After a few year hiatus higher capacity hard drives are coming to market. We expect 8TB drives to be readily available before the end of the year with 10TB drives soon to follow. And at the rate that capacity demands are increasing those drives can’t get here soon enough. But, these new extremely high-capacity disk drives are being met with some trepidation. There are concerns about performance, reliability and serviceability. Can modern storage systems build enough safeguards around these products for the enterprise data center to count on them?
The Economics Advantage
A storage array populated with 8TB and 10TB drives will have a clear advantage over other hard drive based systems and certainly flash arrays. The cost per GB of these systems is going to be measured in pennies. These high capacity drives are going to be a significant step forward for the hard drive industry since flash storage has been narrowing the price per GB gap. 8TB and 10TB drives will re-widen that gap, making predictions of an all-flash data center a distant memory that never came to fruition.
It is more likely that data centers will be a mixture of high capacity systems and high performance systems. And in some ways it may make sense for those systems not to mix. This allows storage designers to surround differing systems with hardware and software optimized for these two distinctly different use cases. But we will need to see independent software emerge that can address data movement between separate, independent storage systems from a mixture of vendors.
Potentially even more valuable than the cost per GB gain are the gains that can be seen in density, meaning a need for fewer storage shelves or storage nodes in a scale-out storage system. The combination of lower price per GB and higher density will be welcome news to data centers that are creating data at an alarming rate. But, again this news will only be welcomed if the data center can deploy them with confidence that performance expectations can be met, that systems will recover quickly from failure and that the data can be reliably stored for a long period time.
The 8TB Performance Problem
Obviously 8TB drives are not going to perform like a 15K RPM low capacity drive, but most environments that are concerned about that kind of performance already have incorporated some type of flash technology – or will be. In fact, some of these capacity based storage systems can also support flash, while providing block, file and object access in an effort to truly consolidate the storage infrastructure. Whether in capacity systems or consolidated storage architectures, 8TB and 10TB drives will be used for lower access, less performance critical environments.
Is There a Reliability Problem?
Thus far there has been little indication that an 8TB drive will be any more or less reliable than its 1TB and 2TB counterparts. Plus, data protection technologies like RAID, replication and erasure coding exist to protect against failure of a given drive.
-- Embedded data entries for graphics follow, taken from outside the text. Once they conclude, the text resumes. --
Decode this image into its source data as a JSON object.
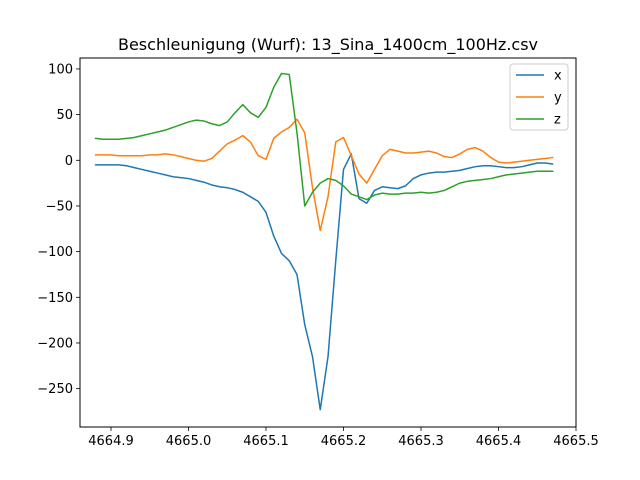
{
  "chart_data": {
    "type": "line",
    "title": "Beschleunigung (Wurf): 13_Sina_1400cm_100Hz.csv",
    "xlabel": "",
    "ylabel": "",
    "xlim": [
      4664.86,
      4665.5
    ],
    "ylim": [
      -292,
      112
    ],
    "xticks": [
      4664.9,
      4665.0,
      4665.1,
      4665.2,
      4665.3,
      4665.4,
      4665.5
    ],
    "xtick_labels": [
      "4664.9",
      "4665.0",
      "4665.1",
      "4665.2",
      "4665.3",
      "4665.4",
      "4665.5"
    ],
    "yticks": [
      100,
      50,
      0,
      -50,
      -100,
      -150,
      -200,
      -250
    ],
    "ytick_labels": [
      "100",
      "50",
      "0",
      "−50",
      "−100",
      "−150",
      "−200",
      "−250"
    ],
    "grid": false,
    "legend_position": "top-right",
    "x": [
      4664.88,
      4664.89,
      4664.9,
      4664.91,
      4664.92,
      4664.93,
      4664.94,
      4664.95,
      4664.96,
      4664.97,
      4664.98,
      4664.99,
      4665.0,
      4665.01,
      4665.02,
      4665.03,
      4665.04,
      4665.05,
      4665.06,
      4665.07,
      4665.08,
      4665.09,
      4665.1,
      4665.11,
      4665.12,
      4665.13,
      4665.14,
      4665.15,
      4665.16,
      4665.17,
      4665.18,
      4665.19,
      4665.2,
      4665.21,
      4665.22,
      4665.23,
      4665.24,
      4665.25,
      4665.26,
      4665.27,
      4665.28,
      4665.29,
      4665.3,
      4665.31,
      4665.32,
      4665.33,
      4665.34,
      4665.35,
      4665.36,
      4665.37,
      4665.38,
      4665.39,
      4665.4,
      4665.41,
      4665.42,
      4665.43,
      4665.44,
      4665.45,
      4665.46,
      4665.47
    ],
    "series": [
      {
        "name": "x",
        "color": "#1f77b4",
        "values": [
          -5,
          -5,
          -5,
          -5,
          -6,
          -8,
          -10,
          -12,
          -14,
          -16,
          -18,
          -19,
          -20,
          -22,
          -24,
          -27,
          -29,
          -30,
          -32,
          -35,
          -40,
          -45,
          -57,
          -83,
          -102,
          -110,
          -125,
          -180,
          -215,
          -273,
          -215,
          -110,
          -10,
          7,
          -42,
          -47,
          -33,
          -29,
          -30,
          -31,
          -28,
          -20,
          -16,
          -14,
          -13,
          -13,
          -12,
          -11,
          -9,
          -7,
          -6,
          -6,
          -7,
          -8,
          -8,
          -7,
          -5,
          -3,
          -3,
          -4
        ]
      },
      {
        "name": "y",
        "color": "#ff7f0e",
        "values": [
          6,
          6,
          6,
          5,
          5,
          5,
          5,
          6,
          6,
          7,
          6,
          4,
          2,
          0,
          -1,
          2,
          10,
          18,
          22,
          27,
          20,
          5,
          1,
          24,
          31,
          36,
          45,
          30,
          -30,
          -77,
          -40,
          20,
          25,
          5,
          -15,
          -25,
          -10,
          5,
          12,
          10,
          8,
          8,
          9,
          10,
          8,
          4,
          3,
          7,
          12,
          14,
          10,
          3,
          -2,
          -3,
          -2,
          -1,
          0,
          1,
          2,
          3
        ]
      },
      {
        "name": "z",
        "color": "#2ca02c",
        "values": [
          24,
          23,
          23,
          23,
          24,
          25,
          27,
          29,
          31,
          33,
          36,
          39,
          42,
          44,
          43,
          40,
          38,
          42,
          52,
          61,
          52,
          47,
          58,
          80,
          95,
          94,
          30,
          -50,
          -35,
          -25,
          -20,
          -22,
          -28,
          -37,
          -40,
          -43,
          -38,
          -36,
          -37,
          -37,
          -36,
          -36,
          -35,
          -36,
          -35,
          -33,
          -29,
          -25,
          -23,
          -22,
          -21,
          -20,
          -18,
          -16,
          -15,
          -14,
          -13,
          -12,
          -12,
          -12
        ]
      }
    ]
  }
}
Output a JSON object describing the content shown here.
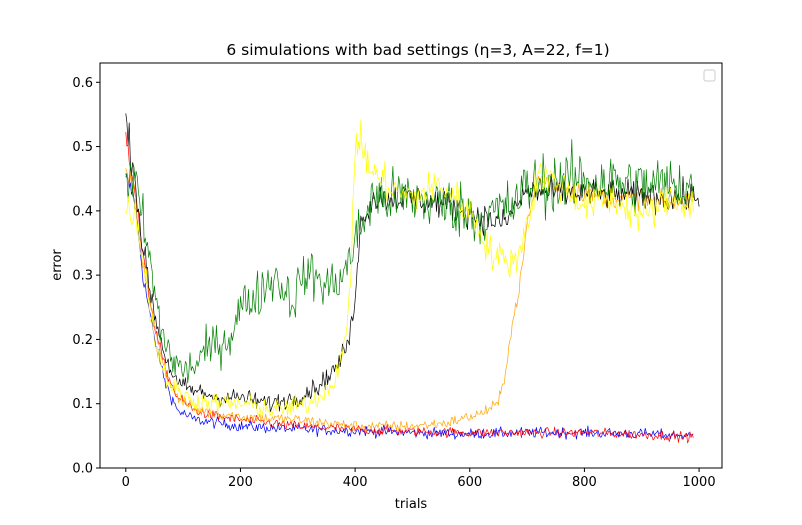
{
  "chart_data": {
    "type": "line",
    "title": "6 simulations with bad settings (η=3, A=22, f=1)",
    "xlabel": "trials",
    "ylabel": "error",
    "xlim": [
      -45,
      1040
    ],
    "ylim": [
      0.0,
      0.63
    ],
    "xticks": [
      0,
      200,
      400,
      600,
      800,
      1000
    ],
    "xtick_labels": [
      "0",
      "200",
      "400",
      "600",
      "800",
      "1000"
    ],
    "yticks": [
      0.0,
      0.1,
      0.2,
      0.3,
      0.4,
      0.5,
      0.6
    ],
    "ytick_labels": [
      "0.0",
      "0.1",
      "0.2",
      "0.3",
      "0.4",
      "0.5",
      "0.6"
    ],
    "grid": false,
    "legend": {
      "placement": "top-right",
      "entries": []
    },
    "series": [
      {
        "color": "#0000ff",
        "noise": 0.012,
        "points": [
          [
            0,
            0.45
          ],
          [
            15,
            0.42
          ],
          [
            30,
            0.3
          ],
          [
            50,
            0.2
          ],
          [
            70,
            0.13
          ],
          [
            90,
            0.09
          ],
          [
            120,
            0.075
          ],
          [
            160,
            0.07
          ],
          [
            200,
            0.065
          ],
          [
            300,
            0.06
          ],
          [
            400,
            0.058
          ],
          [
            500,
            0.055
          ],
          [
            600,
            0.053
          ],
          [
            700,
            0.055
          ],
          [
            800,
            0.055
          ],
          [
            900,
            0.053
          ],
          [
            990,
            0.05
          ]
        ]
      },
      {
        "color": "#ff0000",
        "noise": 0.011,
        "points": [
          [
            0,
            0.52
          ],
          [
            15,
            0.44
          ],
          [
            30,
            0.33
          ],
          [
            50,
            0.22
          ],
          [
            70,
            0.15
          ],
          [
            90,
            0.11
          ],
          [
            120,
            0.09
          ],
          [
            160,
            0.08
          ],
          [
            200,
            0.075
          ],
          [
            300,
            0.065
          ],
          [
            400,
            0.06
          ],
          [
            500,
            0.057
          ],
          [
            600,
            0.055
          ],
          [
            700,
            0.055
          ],
          [
            800,
            0.055
          ],
          [
            900,
            0.052
          ],
          [
            990,
            0.048
          ]
        ]
      },
      {
        "color": "#ffa500",
        "noise": 0.012,
        "points": [
          [
            0,
            0.46
          ],
          [
            15,
            0.43
          ],
          [
            30,
            0.32
          ],
          [
            50,
            0.22
          ],
          [
            70,
            0.15
          ],
          [
            90,
            0.11
          ],
          [
            120,
            0.09
          ],
          [
            160,
            0.085
          ],
          [
            200,
            0.08
          ],
          [
            300,
            0.075
          ],
          [
            400,
            0.065
          ],
          [
            500,
            0.065
          ],
          [
            560,
            0.07
          ],
          [
            620,
            0.085
          ],
          [
            650,
            0.1
          ],
          [
            660,
            0.14
          ],
          [
            670,
            0.2
          ],
          [
            680,
            0.25
          ],
          [
            690,
            0.3
          ],
          [
            700,
            0.38
          ],
          [
            720,
            0.45
          ],
          [
            750,
            0.44
          ],
          [
            800,
            0.43
          ],
          [
            850,
            0.42
          ],
          [
            900,
            0.42
          ],
          [
            950,
            0.41
          ],
          [
            990,
            0.42
          ]
        ]
      },
      {
        "color": "#000000",
        "noise": 0.018,
        "points": [
          [
            0,
            0.54
          ],
          [
            15,
            0.46
          ],
          [
            30,
            0.34
          ],
          [
            50,
            0.24
          ],
          [
            70,
            0.17
          ],
          [
            90,
            0.13
          ],
          [
            120,
            0.12
          ],
          [
            160,
            0.11
          ],
          [
            200,
            0.11
          ],
          [
            250,
            0.1
          ],
          [
            300,
            0.11
          ],
          [
            340,
            0.13
          ],
          [
            370,
            0.16
          ],
          [
            390,
            0.2
          ],
          [
            398,
            0.25
          ],
          [
            402,
            0.3
          ],
          [
            410,
            0.38
          ],
          [
            430,
            0.42
          ],
          [
            500,
            0.42
          ],
          [
            560,
            0.41
          ],
          [
            620,
            0.39
          ],
          [
            660,
            0.38
          ],
          [
            690,
            0.42
          ],
          [
            700,
            0.43
          ],
          [
            1000,
            0.42
          ]
        ]
      },
      {
        "color": "#008000",
        "noise": 0.035,
        "points": [
          [
            0,
            0.46
          ],
          [
            20,
            0.43
          ],
          [
            40,
            0.33
          ],
          [
            60,
            0.22
          ],
          [
            80,
            0.17
          ],
          [
            100,
            0.15
          ],
          [
            120,
            0.16
          ],
          [
            150,
            0.19
          ],
          [
            180,
            0.2
          ],
          [
            200,
            0.25
          ],
          [
            230,
            0.27
          ],
          [
            260,
            0.3
          ],
          [
            290,
            0.26
          ],
          [
            310,
            0.3
          ],
          [
            330,
            0.3
          ],
          [
            350,
            0.28
          ],
          [
            380,
            0.3
          ],
          [
            400,
            0.35
          ],
          [
            430,
            0.42
          ],
          [
            500,
            0.42
          ],
          [
            560,
            0.41
          ],
          [
            620,
            0.39
          ],
          [
            680,
            0.41
          ],
          [
            700,
            0.44
          ],
          [
            800,
            0.45
          ],
          [
            900,
            0.44
          ],
          [
            990,
            0.44
          ]
        ]
      },
      {
        "color": "#ffff00",
        "noise": 0.022,
        "points": [
          [
            0,
            0.4
          ],
          [
            15,
            0.4
          ],
          [
            30,
            0.33
          ],
          [
            50,
            0.2
          ],
          [
            70,
            0.14
          ],
          [
            100,
            0.11
          ],
          [
            150,
            0.1
          ],
          [
            200,
            0.1
          ],
          [
            260,
            0.09
          ],
          [
            320,
            0.1
          ],
          [
            360,
            0.13
          ],
          [
            385,
            0.2
          ],
          [
            392,
            0.3
          ],
          [
            398,
            0.45
          ],
          [
            402,
            0.52
          ],
          [
            410,
            0.5
          ],
          [
            430,
            0.46
          ],
          [
            470,
            0.43
          ],
          [
            500,
            0.42
          ],
          [
            550,
            0.44
          ],
          [
            600,
            0.4
          ],
          [
            640,
            0.33
          ],
          [
            680,
            0.32
          ],
          [
            700,
            0.38
          ],
          [
            720,
            0.46
          ],
          [
            760,
            0.44
          ],
          [
            800,
            0.41
          ],
          [
            850,
            0.42
          ],
          [
            900,
            0.39
          ],
          [
            950,
            0.42
          ],
          [
            990,
            0.41
          ]
        ]
      }
    ]
  }
}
There IS Serviceability Problem
While the reliability of 8TB and 10TB drives could be debated, the serviceability cannot. A drive of this size in a RAID set is going to take a very, very long time to rebuild. A RAID5/6 rebuild has been estimated to take anywhere from 1 week to 3 weeks per drive. Storage Switzerland has predicted the death of RAID as a protection scheme for years, high capacity 8TB/10TB drives may just put the final nail in that coffin.
The Durability Problem
In addition to serviceability challenges there will also be durability challenges. While hard disk drives don’t degrade in the same way that flash storage does, data on those drives can degrade and suffer from what is commonly called “bit rot”. A system designed to house high capacity drives should also have the ability to verify stored data on a periodic basis and confirm that it is still readable. If an error occurs that data needs to be automatically recovered from a known good copy. This capability is especially important in the flash era, because the role of disk based systems will change from one of serving active primary data to becoming a long term repository for inactive data.
Solving the 8TB Problem
Addressing these challenges is going to require a storage system that’s purpose-built for high capacity hard disk drives. In much the same way that all-flash arrays are designed specifically to provide performance, these high capacity storage systems will need to provide reliable and durable retention. Potentially, the two designs can be blended to offer a truly consolidated solution.
Solving the re-build problem
The key to solving the high capacity drive rebuild problem is for the storage system to have a granular understanding, of the data it’s storing. This means that if a hard drive fails the entire drive doesn’t need to be rescanned and rebuilt, just the data that needs to be recovered from that drive. Again, on traditional RAID systems with 1TB or 2TB drives, this process can take hours, an 8TB or 10TB system may take days if not weeks to rebuild back to a protected state. Another challenge with high capacity drives is that while a rebuild is happening the data protection level is decreased and another failure or two could lead to complete data loss.
These storage systems can provide data protection alternatives to traditional RAID by either replicating data across multiple nodes or using a parity based protection technique called “erasure coding”. Replication is the less complicated of the two technologies, simply requiring admins to set an acceptable replication level (2, 3 or many copies of data) for each data type. If a drive fails and the data types that were on that drive fall below that replication level those data types are recreated on another known good drive. But that recreation is done via a series of copies, not CPU-intensive calculations of parity data. This makes the technique ideal for moderate capacity environments because they can leverage less expensive, less powerful storage nodes.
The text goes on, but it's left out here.